The signatories of the bill, which will be formally presented this week, are François-Michel Lambert, Sylvia Pinel, Paul Molac, Jean-Michel Clément, Jeanine Dubié, Frédérique Dumas, François Pupponi (Liberties and Territories), Delphine Bagarry, Annie Chapelier, Hubert Julien-Laferrière, Pierre-Alain Raphan and Cécile Rilhac (La République en Marche), Régis Juanico (Socialist Party), as well as Eric Coquerel, Loïc Prud’ homme (La France Insoumise) and Sébastien Nadot (not registered).
“The policy of strong repression is a complete failure,” says François-Michel Lambert, MP for the Bouches-du-Rhône, himself a former LREM candidate from the environmentalist ranks, and spokesman for the Union of Democrats and Environmentalists (UDE). Cannabis “can be likened to alcohol or tobacco on drug issues,” he says.
The sale, by tobacco shops (known as “buralistes” in France), would be prohibited to minors, according to this bill. An order of the Minister of Health would also set the authorized level of tetrahydrocannabinol (THC), the plant’s main psychoactive substance. Part of the proceeds from cannabis taxes could be “devoted to policies to prevent and reduce risks, especially for young people as well as vulnerable segments of the population.”
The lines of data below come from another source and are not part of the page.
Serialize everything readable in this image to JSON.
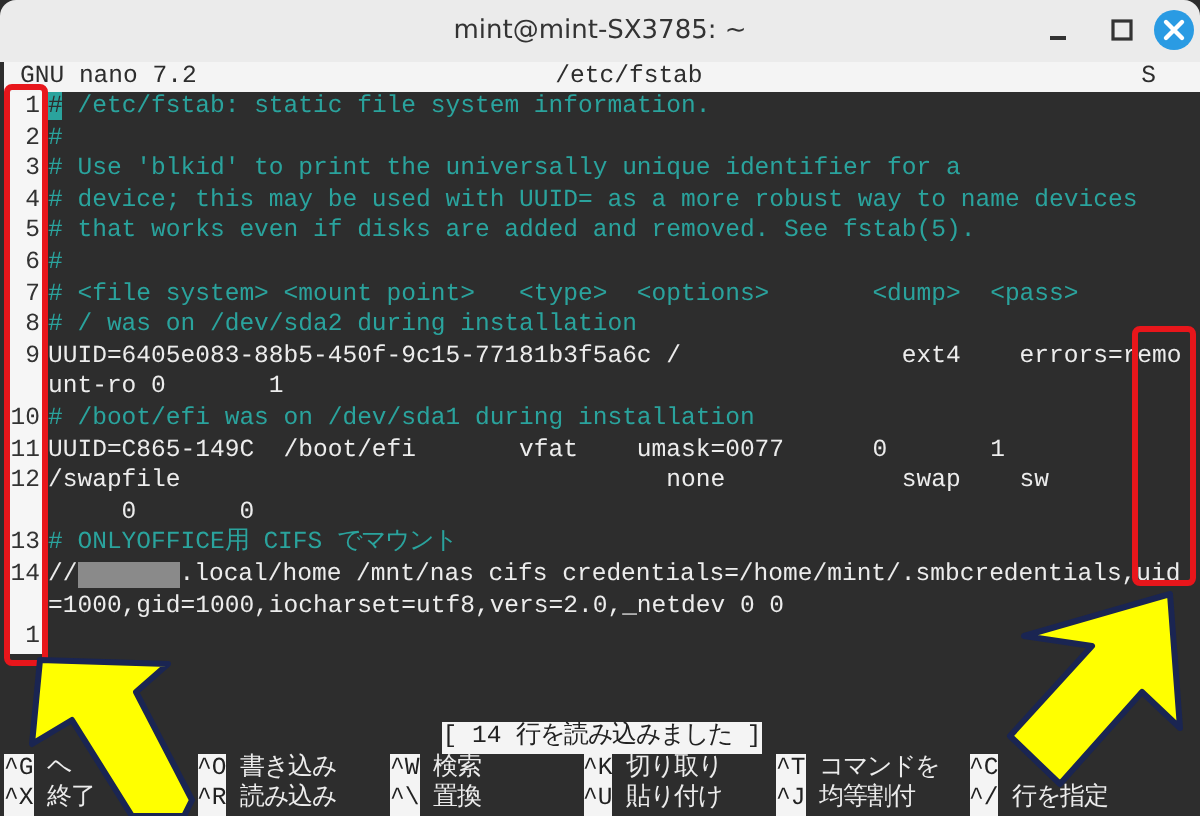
{
  "window": {
    "title": "mint@mint-SX3785: ~"
  },
  "header": {
    "left": "GNU nano 7.2",
    "center": "/etc/fstab",
    "right": "S"
  },
  "lines": [
    {
      "number": "1",
      "kind": "comment",
      "cursor": true,
      "text": "# /etc/fstab: static file system information."
    },
    {
      "number": "2",
      "kind": "comment",
      "text": "#"
    },
    {
      "number": "3",
      "kind": "comment",
      "text": "# Use 'blkid' to print the universally unique identifier for a"
    },
    {
      "number": "4",
      "kind": "comment",
      "text": "# device; this may be used with UUID= as a more robust way to name devices"
    },
    {
      "number": "5",
      "kind": "comment",
      "text": "# that works even if disks are added and removed. See fstab(5)."
    },
    {
      "number": "6",
      "kind": "comment",
      "text": "#"
    },
    {
      "number": "7",
      "kind": "comment",
      "text": "# <file system> <mount point>   <type>  <options>       <dump>  <pass>"
    },
    {
      "number": "8",
      "kind": "comment",
      "text": "# / was on /dev/sda2 during installation"
    },
    {
      "number": "9",
      "kind": "code",
      "text": "UUID=6405e083-88b5-450f-9c15-77181b3f5a6c /               ext4    errors=remo"
    },
    {
      "kind": "code",
      "text": "unt-ro 0       1"
    },
    {
      "number": "10",
      "kind": "comment",
      "text": "# /boot/efi was on /dev/sda1 during installation"
    },
    {
      "number": "11",
      "kind": "code",
      "text": "UUID=C865-149C  /boot/efi       vfat    umask=0077      0       1"
    },
    {
      "number": "12",
      "kind": "code",
      "text": "/swapfile                                 none            swap    sw"
    },
    {
      "kind": "code",
      "text": "     0       0"
    },
    {
      "number": "13",
      "kind": "comment",
      "text": "# ONLYOFFICE用 CIFS でマウント"
    },
    {
      "number": "14",
      "kind": "code",
      "prefix": "//",
      "redacted": true,
      "text": ".local/home /mnt/nas cifs credentials=/home/mint/.smbcredentials,uid"
    },
    {
      "kind": "code",
      "text": "=1000,gid=1000,iocharset=utf8,vers=2.0,_netdev 0 0"
    },
    {
      "number": "1",
      "kind": "code"
    }
  ],
  "status": "[ 14 行を読み込みました ]",
  "shortcut_rows": [
    {
      "items": [
        {
          "key": "^G",
          "label": "ヘ"
        },
        {
          "key": "^O",
          "label": "書き込み"
        },
        {
          "key": "^W",
          "label": "検索"
        },
        {
          "key": "^K",
          "label": "切り取り"
        },
        {
          "key": "^T",
          "label": "コマンドを"
        },
        {
          "key": "^C"
        }
      ]
    },
    {
      "items": [
        {
          "key": "^X",
          "label": "終了"
        },
        {
          "key": "^R",
          "label": "読み込み"
        },
        {
          "key": "^\\",
          "label": "置換"
        },
        {
          "key": "^U",
          "label": "貼り付け"
        },
        {
          "key": "^J",
          "label": "均等割付"
        },
        {
          "key": "^/",
          "label": "行を指定"
        }
      ]
    }
  ]
}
70 celebrities call for legalization of cannabis in France
On the eve of the tabling of this bill, 70 personalities also launched a call for the supervised legalization of cannabis in the weekly magazine “Le Nouvel Observateur” last Wednesday. Doctors, elected officials and economists alike believe that “it is precisely because it is harmful to health, and particularly to the health of minors, that we must control its production and distribution.”
“When will France accept to face reality, and be pragmatic in the face of this impasse? ” asked a long list of signatories of the call, including MEPs Raphaël Glucksmann (Public Square), Yannick Jadot (Europe Ecologie-Les Verts), former Health Minister Bernard Kouchner and addictologist Amine Benyamina.
At the beginning of April, Prime Minister Edouard Philippe considered that it would be “absurd” to refrain from studying the possibilities of therapeutic cannabis. But “this does not mean that we are legalizing the sale of cannabis,” the Prime Minister’s office added.